- Born: February 4, 1992 (age 33) Turku, Finland
- Height: 6 ft 2 in (188 cm)
- Weight: 196 lb (89 kg; 14 st 0 lb)
- Position: Forward
- Shoots: Left
- BeNe League team Former teams: Eaters Limburg Ässät Ilves HC TPS Nikko Icebucks Coventry Blaze Edinburgh Capitals Donbass Donetsk Podhale Nowy Targ RoKi
- NHL draft: Undrafted
- Playing career: 2011–present

= Patrik Moisio =

Finnish ice hockey player

Patrik Moisio (born February 4, 1992) is a Finnish professional ice hockey player. He is currently playing for Eaters Limburg of the Dutch BeNe League.
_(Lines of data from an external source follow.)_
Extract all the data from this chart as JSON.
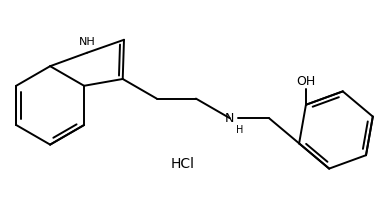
{
  "background_color": "#ffffff",
  "line_color": "#000000",
  "line_width": 1.4,
  "font_size": 9,
  "label_NH": "NH",
  "label_H": "H",
  "label_N": "N",
  "label_OH": "OH",
  "label_HCl": "HCl",
  "figsize": [
    3.89,
    2.04
  ],
  "dpi": 100
}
Moisio made his Liiga debut playing with Ässät during the 2012–13 Liiga season. In November 2017, Moisio penned a short-term deal with UK EIHL side Coventry Blaze, arriving from Nikko Icebucks.

In December 2017, after his short-term deal with the Blaze came to an end, Moisio signed for fellow EIHL side Edinburgh Capitals.

Moisio has subsequently played for Ukraine's Donbass Donetsk, Polish side Podhale Nowy Targ, Finnish side RoKi and Dutch team Eaters Limburg.